周りには新撰組や幕府の人間がうじゃうじゃいる。

ドゴン!

来島殿の砲撃の音。

ここは…「地獄だ。」

「あぁ。そのために俺たちが成し遂げなければならない。」

それが私たちの意志だ。

「凛!こっちだ!」

グイッ

建物の陰に隠れていると見廻組の役人がいた。

やばいよ…ばれた?

ガシッ

掴まれた手。違和感。

「ひっ!いぞ、むぐっ」

そして、以蔵さんもまた捕らえられてしまった。

「凛月っ凛月をはなせっその子は関係ないっ」

殴られる彼。

何もできない私。

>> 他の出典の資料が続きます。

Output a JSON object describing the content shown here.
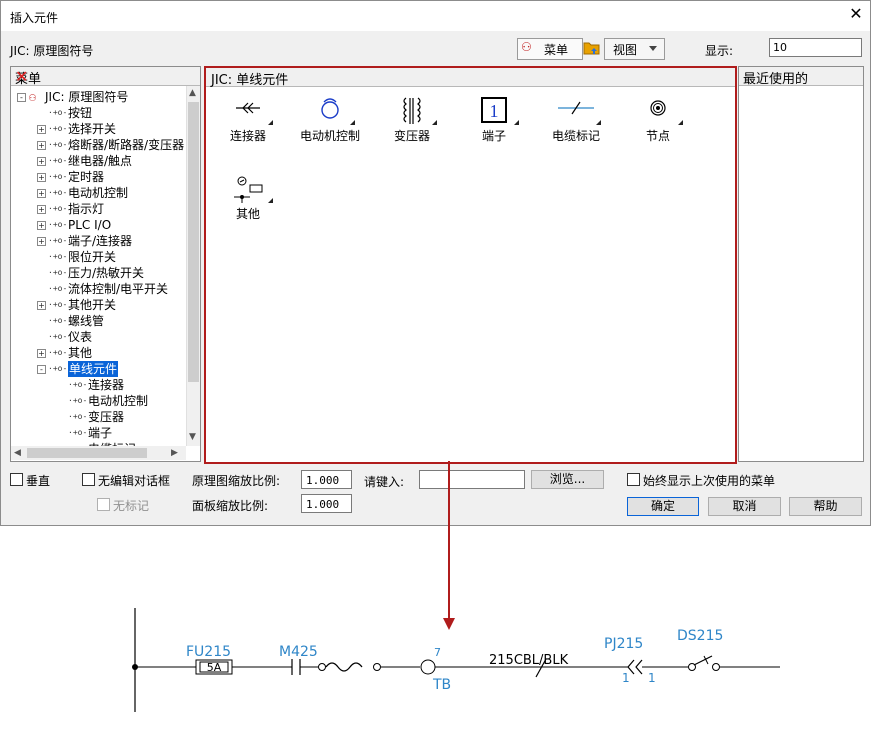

守ると誓ったのに。

こんなに無力だなんて。

以蔵さん、行かないでっ

「っふ…いぞ、さ…ううっ」

以蔵さんが見えなくなった頃に私は解放された。

周りはとても静かになって。

世界からも色が失われた。

「あぁ、赦さない…赦さない…この世の全てを呪ってやる」

周りにいる幕府の人間、新撰組員。

手当たり次第に斬った。

周りが屍に囲まれた時。

「凛。やめなさい。以蔵は捕らえられたのです。行きますよ。」

先生も、以蔵さんを見捨てるの?

どうして?

でも、もうこんな世界どうだっていい。

以蔵さんは帰ってこないのでしょう?

「はい。」

だったら私もまた屍。

この色のない世界に価値なんてない。